Les trois navires ukrainiens faisaient route depuis le port d’Odessa, sur la mer Noire, pour rejoindre celui de Marioupol, sur la mer d’Azov. Depuis septembre, Kiev s’emploie à renforcer sa présence militaire dans cette mer peu profonde, coincée entre la Crimée et la Russie et fermée par le détroit de Kertch. Un précédent passage de navires de guerre ukrainiens, fin septembre, avait déjà donné lieu à des tensions, sans aller jusqu’à l’affrontement.
Desserrer l’étau
Le but de l’Ukraine est de desserrer l’étau sur ses deux grands ports de la mer d’Azov, Berdyansk et Marioupol : depuis l’inauguration du pont de Kertch entre la Crimée annexée et la Russie, en mai, Moscou mène en effet des inspections systématiques sur les navires de commerce ralliant ces ports, occasionnant des retards très coûteux qui peuvent aller jusqu’à plusieurs jours. Face à ces mesures d’intimidation et à l’accroissement de la présence militaire russe, Kiev a commencé le transfert d’une partie de sa marine (près de 80 % de celle-ci a été perdue en 2014 avec l’annexion de la Crimée) dans cette zone auparavant très peu militarisée.

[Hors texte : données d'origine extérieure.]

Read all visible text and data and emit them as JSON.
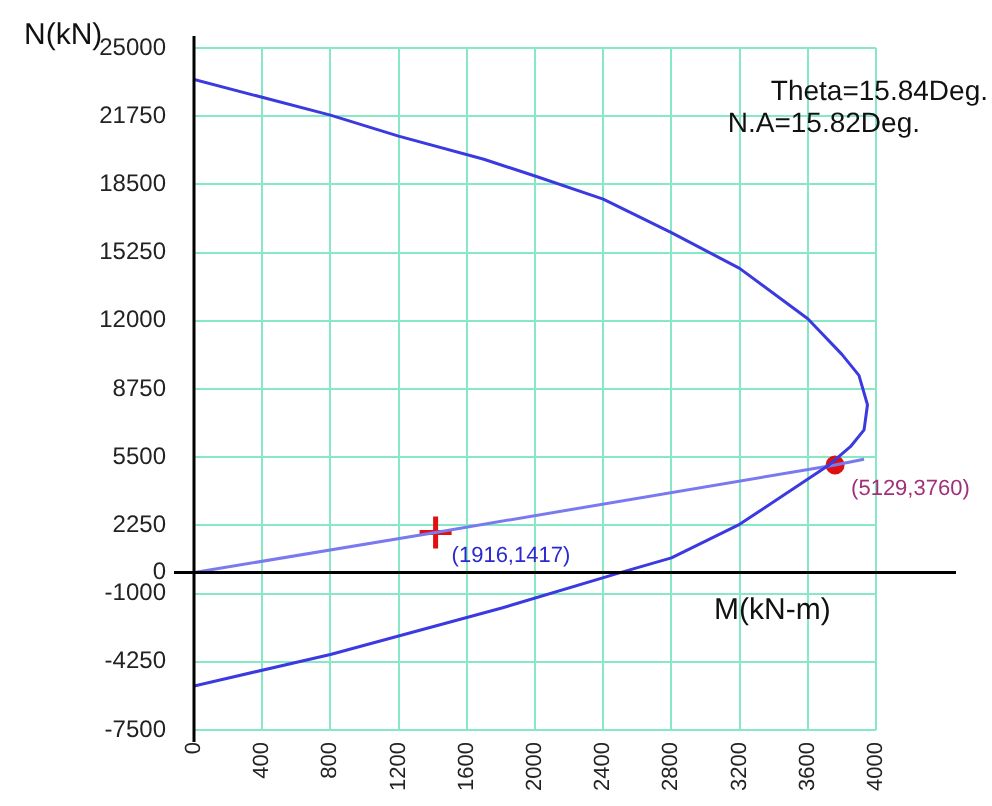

L’arrivée du remorqueur Yani-Kapou aux abords du pont a donné lieu à un premier incident, dimanche, lorsqu’un navire russe l’a violemment percuté sur le côté. Une vidéo mise en ligne dans la soirée, apparemment filmée par un marin russe, montre cette manœuvre dangereuse. On y entend un officier russe ordonner d’« écraser » le bateau ukrainien.
C’est ensuite que les navires russes auraient ouvert le feu sur les deux bateaux de guerre ukrainiens qui suivaient le Yani-Kapou, après que ceux-ci ont refusé l’ordre russe de s’arrêter. Selon Kiev, les deux navires ont été attaqués au moment où ils quittaient la zone des 12 milles correspondant aux eaux territoriales théoriques de la Crimée, après avoir fait demi-tour. Un conseiller de Petro Porochenko a indiqué que des tirs avaient été effectués en réponse. Mis hors d’usage, le Nikopol et le Berdyansk ont ensuite été arraisonnés. Sur des enregistrements audio mis en ligne par le site ukrainien Liga, on entend les marins russes mettre en garde leurs homologues ukrainiens : « Mains en l’air ou nous tirons. »
Selon Moscou, le passage de ces navires constituait une violation de ses eaux territoriales. Selon la version de la partie russe, Moscou aurait préalablement annoncé la fermeture du détroit à cause de la présence d’un navire de commerce, et les autorités russes affirment n’avoir pas été informées des projets ukrainiens. La marine ukrainienne assure à l’inverse avoir averti à l’avance la Russie de l’itinéraire de ses navires, sans obtenir de réponse. Surtout, Kiev ne reconnaît pas l’annexion de la Crimée, et donc les eaux territoriales russes bordant la péninsule. En vertu d’un accord conclu en décembre 2003 entre les deux pays, la mer d’Azov et le détroit de Kertch ont le statut d’« eaux intérieures de l’Ukraine et de la Russie », et la navigation dans le détroit est « libre » pour les navires des deux pays, y compris militaires.
A Kiev, dimanche soir, plusieurs dizaines de manifestants hostiles se sont rassemblés devant l’ambassade russe. Dans le Donbass, région qui borde la mer d’Azov, une recrudescence des tirs et bombardements a été signalée le long de la ligne de front entre armée ukrainienne et forces séparatistes appuyées par Moscou.